21. Sebab telah lama puing berserak di matanya













"Genawa Maestraloka,"

Ia baru akan melayang dalam tidur ketika kasur yang ia tempati bergerak perlahan, disusul suara Remi yang lirih memanggil.

"Maestraloka Genawa Stiglich,"

Nawa pikir ia berkhayal karena biasanya, Remi tak pernah selembut itu menyebut namanya. Ia pasti sedang ditipu ilusi, Nawa yakin sekali. Jika tidak, mana mungkin Remi menyentuh kepalanya seperti ini?

"Ge?"

"H-hng ..." gumamnya antara sadar tak sadar. Matanya berat sekali dibuka sebab elusan hangat di keningnya bekerja bagai obat tidur paling manjur, mengayun-ayunkan kesadarannya dalam lelap yang dalam, mencegahnya terjaga.

"Tidur?" tanya suara itu lagi, masih dengan elusan lembut di dahi yang tak kunjung berhenti. "Sorry, Mam. Istriku udah tidur. Dia nggak enak badan beberapa hari ini. Enggak, sekarang udah lumayan. Mami bisa nanya anaknya langsung besok, ya. Iya, datang aja, kita free kok."

Suara Remi makin lama makin pergi, berganti dengan suara lain yang kini kental terdengar, mengisi mimpi pertama yang menyambanginya begitu jatuh dalam tidur. Mimpi itu selalu datang tiap kali ia sakit. Seperti mimpi jatuh dari ketinggian ketika ia demam, mimpi itu juga tak pernah absen muncul di malam-malam usai ia kambuh. Sebuah mimpi yang buruk, namun ia rindukan dengan sangat setiap saat.

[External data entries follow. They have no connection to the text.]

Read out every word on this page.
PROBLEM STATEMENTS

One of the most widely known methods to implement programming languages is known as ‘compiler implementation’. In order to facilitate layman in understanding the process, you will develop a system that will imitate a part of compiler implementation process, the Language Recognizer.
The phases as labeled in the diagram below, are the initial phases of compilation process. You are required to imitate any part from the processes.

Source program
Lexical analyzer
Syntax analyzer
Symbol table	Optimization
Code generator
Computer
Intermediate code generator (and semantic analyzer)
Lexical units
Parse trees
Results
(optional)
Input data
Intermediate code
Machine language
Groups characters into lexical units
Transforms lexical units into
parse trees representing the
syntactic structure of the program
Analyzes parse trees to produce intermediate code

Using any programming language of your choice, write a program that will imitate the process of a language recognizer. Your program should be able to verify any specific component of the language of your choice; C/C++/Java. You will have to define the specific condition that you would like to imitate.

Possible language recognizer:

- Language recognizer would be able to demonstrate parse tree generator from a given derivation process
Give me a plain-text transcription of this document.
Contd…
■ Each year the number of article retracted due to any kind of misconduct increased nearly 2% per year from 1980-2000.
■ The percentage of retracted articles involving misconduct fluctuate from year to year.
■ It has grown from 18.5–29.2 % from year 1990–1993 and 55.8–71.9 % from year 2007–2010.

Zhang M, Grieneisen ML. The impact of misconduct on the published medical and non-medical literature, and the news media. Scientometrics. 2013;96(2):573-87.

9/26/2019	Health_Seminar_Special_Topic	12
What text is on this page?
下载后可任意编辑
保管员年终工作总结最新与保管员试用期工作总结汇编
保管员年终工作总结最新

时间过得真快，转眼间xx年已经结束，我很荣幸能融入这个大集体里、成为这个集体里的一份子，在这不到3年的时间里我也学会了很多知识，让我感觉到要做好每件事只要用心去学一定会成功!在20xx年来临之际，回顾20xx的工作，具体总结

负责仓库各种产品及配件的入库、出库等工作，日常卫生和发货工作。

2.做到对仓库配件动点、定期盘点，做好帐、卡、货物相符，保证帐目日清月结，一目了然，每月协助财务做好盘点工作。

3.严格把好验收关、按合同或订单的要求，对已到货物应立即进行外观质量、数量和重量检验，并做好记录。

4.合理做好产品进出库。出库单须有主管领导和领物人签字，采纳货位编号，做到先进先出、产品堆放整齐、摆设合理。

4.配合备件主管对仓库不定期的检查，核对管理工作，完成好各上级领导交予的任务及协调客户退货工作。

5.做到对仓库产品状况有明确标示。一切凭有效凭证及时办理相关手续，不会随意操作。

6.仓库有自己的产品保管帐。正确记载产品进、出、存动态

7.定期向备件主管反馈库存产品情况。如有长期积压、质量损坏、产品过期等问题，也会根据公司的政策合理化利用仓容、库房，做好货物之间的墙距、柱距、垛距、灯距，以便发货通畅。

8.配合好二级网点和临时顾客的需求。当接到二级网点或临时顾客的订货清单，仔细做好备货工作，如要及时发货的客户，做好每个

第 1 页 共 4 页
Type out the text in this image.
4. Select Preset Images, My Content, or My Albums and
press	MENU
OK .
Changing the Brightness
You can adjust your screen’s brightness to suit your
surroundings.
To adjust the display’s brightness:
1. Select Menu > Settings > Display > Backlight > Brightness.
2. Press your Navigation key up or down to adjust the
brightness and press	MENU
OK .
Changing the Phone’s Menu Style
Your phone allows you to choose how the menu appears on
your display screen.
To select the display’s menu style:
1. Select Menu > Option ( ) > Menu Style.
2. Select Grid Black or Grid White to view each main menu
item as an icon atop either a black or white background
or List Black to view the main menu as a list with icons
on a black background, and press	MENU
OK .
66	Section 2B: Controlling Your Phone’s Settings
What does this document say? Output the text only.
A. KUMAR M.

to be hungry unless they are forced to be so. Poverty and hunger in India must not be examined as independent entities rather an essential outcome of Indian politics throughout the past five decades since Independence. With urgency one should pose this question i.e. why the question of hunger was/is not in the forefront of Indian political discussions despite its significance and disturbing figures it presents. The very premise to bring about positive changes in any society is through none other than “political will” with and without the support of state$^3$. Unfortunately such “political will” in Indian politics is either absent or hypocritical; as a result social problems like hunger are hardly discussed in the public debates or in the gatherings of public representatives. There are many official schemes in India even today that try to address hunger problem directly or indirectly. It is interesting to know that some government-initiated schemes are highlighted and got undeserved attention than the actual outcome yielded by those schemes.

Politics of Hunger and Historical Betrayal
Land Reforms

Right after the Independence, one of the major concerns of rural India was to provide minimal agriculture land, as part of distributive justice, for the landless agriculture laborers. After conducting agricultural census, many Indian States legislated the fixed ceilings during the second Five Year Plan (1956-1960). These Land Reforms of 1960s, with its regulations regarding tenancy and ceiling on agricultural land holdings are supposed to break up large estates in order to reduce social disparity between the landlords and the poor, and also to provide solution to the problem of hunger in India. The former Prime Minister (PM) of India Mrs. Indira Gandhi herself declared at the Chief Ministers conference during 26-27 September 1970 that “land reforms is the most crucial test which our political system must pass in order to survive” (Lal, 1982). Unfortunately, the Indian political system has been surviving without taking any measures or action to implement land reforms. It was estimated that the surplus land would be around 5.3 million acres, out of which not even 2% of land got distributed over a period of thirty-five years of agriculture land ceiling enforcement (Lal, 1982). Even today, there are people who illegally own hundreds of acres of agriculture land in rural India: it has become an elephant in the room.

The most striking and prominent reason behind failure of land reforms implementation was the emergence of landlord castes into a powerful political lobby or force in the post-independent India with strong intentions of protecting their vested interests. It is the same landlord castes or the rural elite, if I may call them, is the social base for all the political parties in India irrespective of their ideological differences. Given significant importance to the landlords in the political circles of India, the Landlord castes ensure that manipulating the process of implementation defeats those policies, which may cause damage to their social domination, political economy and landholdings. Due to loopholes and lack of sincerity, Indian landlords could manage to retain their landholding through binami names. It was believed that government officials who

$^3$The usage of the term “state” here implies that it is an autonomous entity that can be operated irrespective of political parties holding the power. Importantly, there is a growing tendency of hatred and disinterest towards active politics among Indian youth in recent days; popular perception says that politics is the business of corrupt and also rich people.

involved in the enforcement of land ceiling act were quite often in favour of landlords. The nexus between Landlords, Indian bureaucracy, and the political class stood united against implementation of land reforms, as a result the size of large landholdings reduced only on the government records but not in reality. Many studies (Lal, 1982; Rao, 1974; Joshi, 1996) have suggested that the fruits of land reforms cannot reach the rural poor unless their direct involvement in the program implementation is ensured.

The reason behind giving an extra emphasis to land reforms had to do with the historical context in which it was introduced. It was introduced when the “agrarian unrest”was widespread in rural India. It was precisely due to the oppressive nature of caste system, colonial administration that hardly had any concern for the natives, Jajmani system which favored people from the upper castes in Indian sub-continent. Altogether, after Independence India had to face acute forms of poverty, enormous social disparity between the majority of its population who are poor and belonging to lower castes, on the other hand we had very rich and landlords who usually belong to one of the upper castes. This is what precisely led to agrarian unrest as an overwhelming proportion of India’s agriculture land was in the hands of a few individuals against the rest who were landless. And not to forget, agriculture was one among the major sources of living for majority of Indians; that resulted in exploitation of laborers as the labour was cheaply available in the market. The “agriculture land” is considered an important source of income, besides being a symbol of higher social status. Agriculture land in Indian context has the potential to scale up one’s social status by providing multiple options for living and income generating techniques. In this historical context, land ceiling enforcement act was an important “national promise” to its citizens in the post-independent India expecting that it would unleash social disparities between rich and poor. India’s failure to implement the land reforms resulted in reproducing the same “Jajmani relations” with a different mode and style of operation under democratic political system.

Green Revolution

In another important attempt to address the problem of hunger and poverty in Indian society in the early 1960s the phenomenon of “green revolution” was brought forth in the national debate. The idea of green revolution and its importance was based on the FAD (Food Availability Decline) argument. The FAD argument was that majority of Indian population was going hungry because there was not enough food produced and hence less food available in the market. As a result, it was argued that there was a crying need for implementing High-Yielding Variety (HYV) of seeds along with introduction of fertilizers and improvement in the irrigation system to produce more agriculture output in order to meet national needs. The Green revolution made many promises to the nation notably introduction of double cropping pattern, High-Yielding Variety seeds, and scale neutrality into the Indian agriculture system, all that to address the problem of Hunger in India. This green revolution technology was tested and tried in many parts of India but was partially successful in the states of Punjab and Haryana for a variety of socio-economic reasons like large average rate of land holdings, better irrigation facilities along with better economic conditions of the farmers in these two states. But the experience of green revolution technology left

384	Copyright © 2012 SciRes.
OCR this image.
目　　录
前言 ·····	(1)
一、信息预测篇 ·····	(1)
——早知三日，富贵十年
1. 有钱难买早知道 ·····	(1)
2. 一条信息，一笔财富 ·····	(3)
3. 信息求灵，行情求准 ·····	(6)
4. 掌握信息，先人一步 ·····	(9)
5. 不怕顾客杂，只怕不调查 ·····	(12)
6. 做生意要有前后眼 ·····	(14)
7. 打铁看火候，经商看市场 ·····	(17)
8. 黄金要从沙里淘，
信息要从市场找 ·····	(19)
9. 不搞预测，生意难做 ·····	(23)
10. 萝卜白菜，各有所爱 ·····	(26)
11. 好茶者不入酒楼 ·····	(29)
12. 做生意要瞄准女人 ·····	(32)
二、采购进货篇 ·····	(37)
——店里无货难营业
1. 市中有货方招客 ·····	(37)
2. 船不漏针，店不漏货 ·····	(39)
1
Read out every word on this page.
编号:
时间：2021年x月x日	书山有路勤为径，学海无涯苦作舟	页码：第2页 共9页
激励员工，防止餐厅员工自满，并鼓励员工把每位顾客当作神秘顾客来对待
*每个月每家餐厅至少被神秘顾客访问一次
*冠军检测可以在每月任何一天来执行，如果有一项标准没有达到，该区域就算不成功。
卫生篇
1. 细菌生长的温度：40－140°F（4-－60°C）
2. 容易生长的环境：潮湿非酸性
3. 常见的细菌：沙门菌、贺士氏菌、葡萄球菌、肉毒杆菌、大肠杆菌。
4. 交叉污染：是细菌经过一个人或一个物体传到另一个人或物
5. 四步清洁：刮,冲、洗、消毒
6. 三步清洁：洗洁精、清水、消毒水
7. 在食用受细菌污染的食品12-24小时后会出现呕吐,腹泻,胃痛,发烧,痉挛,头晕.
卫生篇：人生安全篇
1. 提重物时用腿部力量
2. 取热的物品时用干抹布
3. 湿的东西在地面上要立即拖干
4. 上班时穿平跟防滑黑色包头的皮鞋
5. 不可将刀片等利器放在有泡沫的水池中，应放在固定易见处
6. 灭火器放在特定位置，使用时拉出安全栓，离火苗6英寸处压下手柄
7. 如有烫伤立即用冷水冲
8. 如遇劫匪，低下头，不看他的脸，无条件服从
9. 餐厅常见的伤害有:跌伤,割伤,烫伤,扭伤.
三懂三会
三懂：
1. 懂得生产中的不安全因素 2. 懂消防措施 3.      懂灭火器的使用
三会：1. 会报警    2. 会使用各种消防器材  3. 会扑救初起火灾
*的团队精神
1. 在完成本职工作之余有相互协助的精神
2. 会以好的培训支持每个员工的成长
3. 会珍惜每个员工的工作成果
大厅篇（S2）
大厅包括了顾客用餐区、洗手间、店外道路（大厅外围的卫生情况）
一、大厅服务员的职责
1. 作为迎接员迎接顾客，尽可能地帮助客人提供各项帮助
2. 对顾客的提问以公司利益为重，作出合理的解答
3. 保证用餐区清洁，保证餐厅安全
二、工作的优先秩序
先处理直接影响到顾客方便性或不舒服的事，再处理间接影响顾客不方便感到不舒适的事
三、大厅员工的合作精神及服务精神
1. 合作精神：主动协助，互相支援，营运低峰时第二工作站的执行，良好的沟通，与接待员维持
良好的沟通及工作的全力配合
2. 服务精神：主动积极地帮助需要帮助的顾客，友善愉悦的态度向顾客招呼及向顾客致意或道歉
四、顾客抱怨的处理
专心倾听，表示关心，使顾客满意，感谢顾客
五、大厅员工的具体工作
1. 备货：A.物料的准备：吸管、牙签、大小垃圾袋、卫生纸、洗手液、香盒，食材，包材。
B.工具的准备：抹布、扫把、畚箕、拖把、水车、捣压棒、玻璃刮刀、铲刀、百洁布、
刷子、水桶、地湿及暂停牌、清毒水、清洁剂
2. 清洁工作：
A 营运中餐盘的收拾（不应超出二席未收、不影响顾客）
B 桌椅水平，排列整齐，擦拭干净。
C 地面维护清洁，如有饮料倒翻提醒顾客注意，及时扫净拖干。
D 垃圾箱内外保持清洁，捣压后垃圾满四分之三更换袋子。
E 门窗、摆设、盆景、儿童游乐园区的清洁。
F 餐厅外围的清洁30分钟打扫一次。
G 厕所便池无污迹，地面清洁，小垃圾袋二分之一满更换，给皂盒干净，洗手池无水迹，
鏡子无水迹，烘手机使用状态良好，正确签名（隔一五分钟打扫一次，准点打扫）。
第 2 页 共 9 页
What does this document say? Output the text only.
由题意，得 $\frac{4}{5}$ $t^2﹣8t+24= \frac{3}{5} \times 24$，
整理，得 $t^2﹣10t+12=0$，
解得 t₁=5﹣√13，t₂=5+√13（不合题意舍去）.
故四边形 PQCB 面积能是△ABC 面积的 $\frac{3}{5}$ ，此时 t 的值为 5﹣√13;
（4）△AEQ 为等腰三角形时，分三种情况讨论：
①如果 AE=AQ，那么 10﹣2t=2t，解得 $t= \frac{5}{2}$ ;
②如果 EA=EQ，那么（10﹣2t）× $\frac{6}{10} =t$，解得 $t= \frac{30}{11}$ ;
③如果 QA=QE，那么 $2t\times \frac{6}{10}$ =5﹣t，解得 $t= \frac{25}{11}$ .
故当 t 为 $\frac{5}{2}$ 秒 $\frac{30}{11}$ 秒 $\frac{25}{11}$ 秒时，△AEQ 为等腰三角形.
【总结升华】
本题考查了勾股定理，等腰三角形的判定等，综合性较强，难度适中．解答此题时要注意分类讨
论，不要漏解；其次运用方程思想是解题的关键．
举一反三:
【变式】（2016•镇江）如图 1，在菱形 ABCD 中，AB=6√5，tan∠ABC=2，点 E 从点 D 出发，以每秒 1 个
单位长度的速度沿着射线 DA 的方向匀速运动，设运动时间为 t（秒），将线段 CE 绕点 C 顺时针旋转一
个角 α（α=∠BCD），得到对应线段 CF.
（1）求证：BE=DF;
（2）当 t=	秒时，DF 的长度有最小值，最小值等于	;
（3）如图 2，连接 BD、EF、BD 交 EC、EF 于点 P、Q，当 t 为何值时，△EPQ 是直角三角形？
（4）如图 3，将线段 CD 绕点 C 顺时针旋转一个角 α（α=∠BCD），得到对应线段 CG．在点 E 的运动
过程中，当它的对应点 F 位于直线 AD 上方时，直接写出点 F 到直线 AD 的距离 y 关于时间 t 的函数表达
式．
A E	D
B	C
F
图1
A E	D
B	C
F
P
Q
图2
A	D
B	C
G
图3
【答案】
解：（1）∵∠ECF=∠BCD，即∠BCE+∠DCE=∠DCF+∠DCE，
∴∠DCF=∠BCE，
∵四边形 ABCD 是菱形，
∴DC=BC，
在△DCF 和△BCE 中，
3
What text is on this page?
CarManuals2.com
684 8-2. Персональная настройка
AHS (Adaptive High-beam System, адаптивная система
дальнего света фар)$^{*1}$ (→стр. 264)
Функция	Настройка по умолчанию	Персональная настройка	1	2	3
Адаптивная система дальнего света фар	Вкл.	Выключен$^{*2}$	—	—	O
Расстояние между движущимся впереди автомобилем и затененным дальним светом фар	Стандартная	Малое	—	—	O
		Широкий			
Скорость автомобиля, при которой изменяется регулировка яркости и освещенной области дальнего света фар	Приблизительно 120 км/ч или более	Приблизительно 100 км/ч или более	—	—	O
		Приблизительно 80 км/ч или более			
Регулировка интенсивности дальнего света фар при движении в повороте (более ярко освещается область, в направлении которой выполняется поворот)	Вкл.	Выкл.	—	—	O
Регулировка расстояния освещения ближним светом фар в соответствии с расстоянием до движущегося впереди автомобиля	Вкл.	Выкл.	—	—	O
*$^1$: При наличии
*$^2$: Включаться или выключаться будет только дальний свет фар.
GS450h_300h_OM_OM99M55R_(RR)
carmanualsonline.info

"Sayang, nggak gini cara ngitungnya. Ya ampun, kamu ini."

"Aku nggak ngertiii. Angkanya beda."

"Makanya hafalin rumusnya, jangan hafalin angkanya. Rumusnya, Genawa. Rumusnya. Jangan nangis, dong. Masak belajar sambil nangis?"

"Aku nggak bisaaaa."

"Bisa. Kamu pinter, kamu pasti bisa."

"Susah. Nggak bisa, kepalaku panas kayak mau meledak."

"Kamu baru pegang buku lima menit, Genawa. Nggak mungkin udah capek."

"Tapi sakit banget, kepalaku kayak mau lepas kalau dibuat ngitung. Aku takut nggak punya kepalaaa."

"Enggak, Sayang. Kepalamu nggak kenapa-kenapa. Aku pegangin. Nggak apa-apa, kan? Lihat lagi bukunya, ya?"

"Hik ... Nggak ngertiii ..."

"Makanya lihat bukumu, jangan lihat aku melulu. Mukaku nggak bisa bikin nilaimu bagus. Lihat ini, naah, lihat. Bukan melotot, lihat aja lihat, nanti mata kamu pedes kalau gitu. Kedip! Hei, kedip. Astaga Tuhan, Genawaa."










"Aku ... nggak bisa."

"Hm?"

"Nggak bisa ..."

"Apa yang nggak bisa?"











"Bundaku dulu nikahnya masih muda banget. Tapi nggak langsung punya aku, nunggu empat tahun dulu. Aku rasa kita juga bisa gitu. Sambil nunggu kamu mapan, aku akan dirumah, nemenin kamu belajar, nemenin kamu tidur, nemenin kamu makan, nemenin kamu nyuci, pokoknya nemenin kamu semua-muanya."

"Jadi cita-citamu cuma mau nemenin aku aja?"

"Iyaa! Terus nanti, kalau kamu udah kaya, baru kita punya anak lima."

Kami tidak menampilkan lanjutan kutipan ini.